Palmetto icon indicating copy to clipboard operation
Palmetto copied to clipboard

How can I make it calculate more faster?

Open A11en0 opened this issue 3 years ago • 8 comments

The calculate is a little bit slow, is there some method to speed it up? Can I use GPU instead of CPU?

A11en0 avatar Oct 26 '21 03:10 A11en0

That depends a lot on how you actually use it.

The main bottleneck is reading the index. Using a GPU instead of a CPU does most probably not help since there are no expensive matrix operations :wink:

Do you have a large set of topics that you would like to evaluate at once?

MichaelRoeder avatar Oct 26 '21 08:10 MichaelRoeder

yes, I embedded it into my training code, to evaluate C_V per 10 epoch, and it apparently slow down my training speed.

A11en0 avatar Oct 26 '21 08:10 A11en0

by the way, I set my topic as 20 and topic words as 15, I guess calculating all topics (20) one time instead of calculate one by one would boost the speed since it just needs to read the index file one time, it can be reach?

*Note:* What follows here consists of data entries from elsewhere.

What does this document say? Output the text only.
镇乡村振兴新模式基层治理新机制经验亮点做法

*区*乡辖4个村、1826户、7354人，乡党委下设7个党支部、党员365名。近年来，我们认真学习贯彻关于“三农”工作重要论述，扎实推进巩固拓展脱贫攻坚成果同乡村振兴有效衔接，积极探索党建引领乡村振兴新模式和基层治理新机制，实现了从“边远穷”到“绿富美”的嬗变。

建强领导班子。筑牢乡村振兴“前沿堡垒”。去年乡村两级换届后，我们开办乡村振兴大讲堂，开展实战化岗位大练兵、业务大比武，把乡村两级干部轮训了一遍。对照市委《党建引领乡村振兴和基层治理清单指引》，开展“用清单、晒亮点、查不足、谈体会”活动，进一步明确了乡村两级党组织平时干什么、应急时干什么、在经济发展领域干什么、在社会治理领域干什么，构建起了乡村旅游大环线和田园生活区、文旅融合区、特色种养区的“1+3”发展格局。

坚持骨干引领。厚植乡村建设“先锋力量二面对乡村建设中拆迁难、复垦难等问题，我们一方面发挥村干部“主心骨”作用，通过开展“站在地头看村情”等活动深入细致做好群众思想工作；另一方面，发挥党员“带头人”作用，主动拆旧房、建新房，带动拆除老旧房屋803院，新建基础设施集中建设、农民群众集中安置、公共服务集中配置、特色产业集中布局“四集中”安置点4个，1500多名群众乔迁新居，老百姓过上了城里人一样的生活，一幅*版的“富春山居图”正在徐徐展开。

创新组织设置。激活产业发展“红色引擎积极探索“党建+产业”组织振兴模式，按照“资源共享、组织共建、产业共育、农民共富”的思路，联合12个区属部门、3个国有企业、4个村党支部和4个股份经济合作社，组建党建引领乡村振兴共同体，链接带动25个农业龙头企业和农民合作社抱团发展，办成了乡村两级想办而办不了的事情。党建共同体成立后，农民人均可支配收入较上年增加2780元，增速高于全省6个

A11en0 avatar Oct 26 '21 08:10 A11en0

  1. You add an additional step to your training that tries to evaluate your topics based on big statistics that it has to gather. So it is expected that it will need more time :wink: However, I understand that the longer training is annoying.
  2. I am not fully clear about your setup. I assume that you have a python program and that you execute the Palmetto web service in parallel. Is that right? Or do you use Palmetto on the command line? :thinking:

MichaelRoeder avatar Oct 26 '21 12:10 MichaelRoeder

I use the palmetto-py API palmetto.get_coherence() in my python training code, evaluate per 10 epoch. In my opinion, it will load the index file one time when I call the API one time. But it can just evaluate one topic each time. So, when I calculate the whole topic distribution(K topics), I need to call it K times! it'll spend too much time.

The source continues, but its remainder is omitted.